Chairman’s Letter to Shareowners
How we’re performing.
Our 2006 results demonstrate that we are executing our strategy and turning opportunity into profitable growth and value creation for shareowners.
Operating revenues for 2006 were $88.1 billion, a 26.8 percent increase over 2005. On a pro forma basis – that is, as if Verizon and MCI had been a single company since 2005 – revenues grew by 3.3 percent on the year, with an increasing share coming from growth businesses, and operating income margins were 16.1 percent, also up year-over-year. We strengthened our balance sheet by reducing debt by $1.9 billion, even while absorbing $6 billion of debt in the MCI transaction. We focused on our core network businesses by disposing of non-network assets, such as Verizon Information Services – now trading on the New York Stock Exchange as Idearc – and our investment in the Dominican Republic. We also paid $4.7 billion in dividends and repurchased approximately $1.7 billion in Verizon shares.

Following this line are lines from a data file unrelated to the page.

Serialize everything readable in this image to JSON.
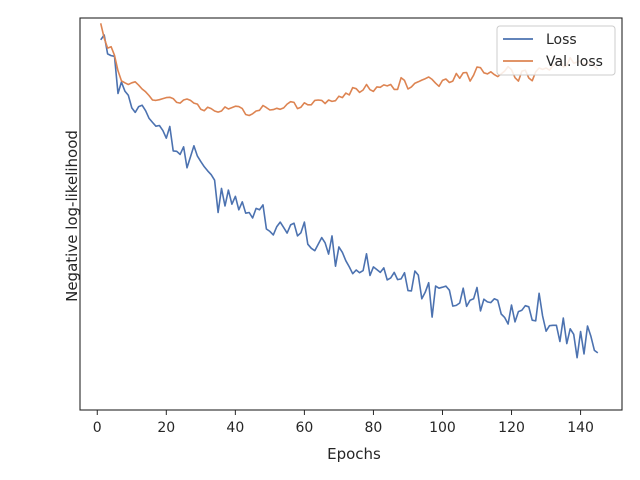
{
  "chart_data": {
    "type": "line",
    "xlabel": "Epochs",
    "ylabel": "Negative log-likelihood",
    "xlim": [
      -5,
      152
    ],
    "ylim": [
      0,
      1
    ],
    "xticks": [
      0,
      20,
      40,
      60,
      80,
      100,
      120,
      140
    ],
    "grid": false,
    "legend_position": "top-right",
    "series": [
      {
        "name": "Loss",
        "color": "#4c72b0",
        "x": [
          1,
          2,
          3,
          4,
          5,
          6,
          7,
          8,
          9,
          10,
          11,
          12,
          13,
          14,
          15,
          16,
          17,
          18,
          19,
          20,
          21,
          22,
          23,
          24,
          25,
          26,
          27,
          28,
          29,
          30,
          31,
          32,
          33,
          34,
          35,
          36,
          37,
          38,
          39,
          40,
          41,
          42,
          43,
          44,
          45,
          46,
          47,
          48,
          49,
          50,
          51,
          52,
          53,
          54,
          55,
          56,
          57,
          58,
          59,
          60,
          61,
          62,
          63,
          64,
          65,
          66,
          67,
          68,
          69,
          70,
          71,
          72,
          73,
          74,
          75,
          76,
          77,
          78,
          79,
          80,
          81,
          82,
          83,
          84,
          85,
          86,
          87,
          88,
          89,
          90,
          91,
          92,
          93,
          94,
          95,
          96,
          97,
          98,
          99,
          100,
          101,
          102,
          103,
          104,
          105,
          106,
          107,
          108,
          109,
          110,
          111,
          112,
          113,
          114,
          115,
          116,
          117,
          118,
          119,
          120,
          121,
          122,
          123,
          124,
          125,
          126,
          127,
          128,
          129,
          130,
          131,
          132,
          133,
          134,
          135,
          136,
          137,
          138,
          139,
          140,
          141,
          142,
          143,
          144,
          145
        ],
        "values": [
          0.986,
          1.0,
          0.945,
          0.94,
          0.938,
          0.83,
          0.863,
          0.837,
          0.825,
          0.788,
          0.775,
          0.792,
          0.796,
          0.78,
          0.758,
          0.746,
          0.735,
          0.737,
          0.722,
          0.7,
          0.734,
          0.663,
          0.662,
          0.653,
          0.675,
          0.614,
          0.646,
          0.678,
          0.648,
          0.632,
          0.617,
          0.605,
          0.594,
          0.578,
          0.484,
          0.554,
          0.503,
          0.549,
          0.508,
          0.531,
          0.492,
          0.515,
          0.482,
          0.484,
          0.468,
          0.496,
          0.492,
          0.506,
          0.436,
          0.429,
          0.419,
          0.443,
          0.456,
          0.44,
          0.424,
          0.448,
          0.453,
          0.416,
          0.425,
          0.456,
          0.392,
          0.38,
          0.373,
          0.392,
          0.411,
          0.396,
          0.363,
          0.416,
          0.328,
          0.384,
          0.368,
          0.344,
          0.326,
          0.306,
          0.317,
          0.309,
          0.315,
          0.364,
          0.301,
          0.326,
          0.318,
          0.31,
          0.323,
          0.288,
          0.294,
          0.31,
          0.289,
          0.291,
          0.309,
          0.257,
          0.256,
          0.314,
          0.302,
          0.233,
          0.252,
          0.28,
          0.18,
          0.27,
          0.264,
          0.267,
          0.27,
          0.258,
          0.212,
          0.214,
          0.221,
          0.264,
          0.211,
          0.229,
          0.233,
          0.266,
          0.198,
          0.232,
          0.224,
          0.222,
          0.233,
          0.229,
          0.189,
          0.179,
          0.16,
          0.215,
          0.166,
          0.196,
          0.2,
          0.213,
          0.21,
          0.171,
          0.169,
          0.249,
          0.183,
          0.139,
          0.155,
          0.156,
          0.156,
          0.109,
          0.177,
          0.103,
          0.146,
          0.13,
          0.062,
          0.138,
          0.073,
          0.154,
          0.124,
          0.083,
          0.076
        ]
      },
      {
        "name": "Val. loss",
        "color": "#dd8452",
        "x": [
          1,
          2,
          3,
          4,
          5,
          6,
          7,
          8,
          9,
          10,
          11,
          12,
          13,
          14,
          15,
          16,
          17,
          18,
          19,
          20,
          21,
          22,
          23,
          24,
          25,
          26,
          27,
          28,
          29,
          30,
          31,
          32,
          33,
          34,
          35,
          36,
          37,
          38,
          39,
          40,
          41,
          42,
          43,
          44,
          45,
          46,
          47,
          48,
          49,
          50,
          51,
          52,
          53,
          54,
          55,
          56,
          57,
          58,
          59,
          60,
          61,
          62,
          63,
          64,
          65,
          66,
          67,
          68,
          69,
          70,
          71,
          72,
          73,
          74,
          75,
          76,
          77,
          78,
          79,
          80,
          81,
          82,
          83,
          84,
          85,
          86,
          87,
          88,
          89,
          90,
          91,
          92,
          93,
          94,
          95,
          96,
          97,
          98,
          99,
          100,
          101,
          102,
          103,
          104,
          105,
          106,
          107,
          108,
          109,
          110,
          111,
          112,
          113,
          114,
          115,
          116,
          117,
          118,
          119,
          120,
          121,
          122,
          123,
          124,
          125,
          126,
          127,
          128,
          129,
          130,
          131,
          132,
          133,
          134,
          135,
          136,
          137,
          138,
          139,
          140,
          141,
          142,
          143,
          144,
          145
        ],
        "values": [
          1.034,
          0.991,
          0.962,
          0.966,
          0.941,
          0.896,
          0.867,
          0.861,
          0.856,
          0.861,
          0.864,
          0.854,
          0.843,
          0.835,
          0.824,
          0.811,
          0.81,
          0.812,
          0.815,
          0.818,
          0.819,
          0.815,
          0.804,
          0.802,
          0.811,
          0.814,
          0.81,
          0.802,
          0.799,
          0.784,
          0.78,
          0.79,
          0.786,
          0.779,
          0.776,
          0.779,
          0.791,
          0.785,
          0.789,
          0.793,
          0.792,
          0.786,
          0.769,
          0.766,
          0.771,
          0.779,
          0.781,
          0.795,
          0.789,
          0.782,
          0.783,
          0.787,
          0.784,
          0.788,
          0.799,
          0.806,
          0.804,
          0.786,
          0.79,
          0.803,
          0.797,
          0.797,
          0.81,
          0.811,
          0.81,
          0.801,
          0.811,
          0.807,
          0.809,
          0.822,
          0.818,
          0.831,
          0.826,
          0.847,
          0.844,
          0.833,
          0.84,
          0.856,
          0.841,
          0.836,
          0.849,
          0.848,
          0.855,
          0.852,
          0.856,
          0.842,
          0.842,
          0.876,
          0.868,
          0.843,
          0.849,
          0.86,
          0.864,
          0.869,
          0.873,
          0.878,
          0.871,
          0.86,
          0.851,
          0.868,
          0.872,
          0.862,
          0.866,
          0.888,
          0.874,
          0.89,
          0.891,
          0.866,
          0.883,
          0.907,
          0.905,
          0.89,
          0.887,
          0.893,
          0.885,
          0.879,
          0.887,
          0.895,
          0.908,
          0.899,
          0.876,
          0.866,
          0.895,
          0.898,
          0.875,
          0.867,
          0.893,
          0.904,
          0.9,
          0.904,
          0.898,
          0.911,
          0.917,
          0.932,
          0.907,
          0.912,
          0.934,
          0.918,
          0.921,
          0.925,
          0.914,
          0.918,
          0.92,
          0.91,
          0.9
        ]
      }
    ]
  }
}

Reported earnings for 2006 were $6.2 billion, or $2.12 per share. Before special items, earnings were $7.4 billion, or $2.54 per share. Our total return for 2006 was 34.6 percent. This performance is especially significant since we sold or spun off assets that, while no longer strategic to our network focus, generated substantial earnings and cash. Idearc has also appreciated in value since the spin-off, so investors who own both stocks have enjoyed an even higher total return. It was also good to see that the overall industry – wireless, telecommunications, cable and online services – was healthier in 2006 than it has been in some time.
We invested $17.1 billion in our networks to differentiate our products and services, deliver quality growth and expand our relationships with customers.
With its emphasis on network quality and a record of innovation, Verizon Wireless continued to post the best results in the industry in 2006: the highest revenue growth, at 17.8 percent; the highest operating margins, at 25.2 percent; the highest number of new customers, at 7.7 million; the most retail customers, at 56.8 million; and the most loyal customers, as indicated by our industry-leading customer turnover of 1.17 percent.
Much of this growth comes from our leadership in wireless data, which in 2006 accounted for $4.5 billion in revenues. We ended the year with 34.3 million retail data customers. With V CAST services and other high-speed applications, Verizon Wireless is transforming the cell phone into a multimedia device capable of delivering music, Internet access, video and locator services. This gives us enormous room for growth as we market these services to our loyal customer base.
We closed our merger with MCI in January 2006 to form Verizon Business. In its first year of operation, Verizon Business staked out a strong competitive position among multinational customers. The superior global IP capabilities that MCI brought to the table give us a particularly strong position in the high-growth end of the large-business market.
Verizon Business was the only U.S.-based large business carrier to show quarter-over-quarter revenue growth, fueled by 27.3 percent growth in strategic services such as advanced IP services, virtual private networks and managed network services. Our industry-leading global network allows us to offer ultra-longhaul, converged packet access and other advanced capabilities demanded by these sophisticated customers. We also achieved $600 million in merger synergies, which exceeded our target, and raised our objective for 2007 to $900 million.
Our principal goal in Verizon Telecom is to transform our telecom franchise into a broadband and entertainment business. To do that, we are investing in a fiber network capable of delivering two-way, high-definition broadband and video services at speeds currently up to 50 megabits per second, all the way to homes and businesses – the fastest broadband service available in the market today.
This historic project – launched in July 2004 – began to bear fruit in 2006. Our advanced fiber-optic network passed a total of 6.2 million homes and businesses by the end of the year. We expanded our FiOS brand of high-speed data services, which when combined with DSL gave us 7 million broadband customers for the year, up 35.7 percent. We also introduced FiOS TV in September 2005 and now offer video to customers in hundreds of communities across the country in competition with cable providers. Essentially, we created a complex new business from scratch in less than two years and ended 2006 with 207,000 video customers. We expect video to gain even more momentum in 2007.
So 2006 was another year of solid operating performance and steady progress in transforming our company. We completed a major merger, streamlined our structure, took market share, and put telecom and global business on a path to growth.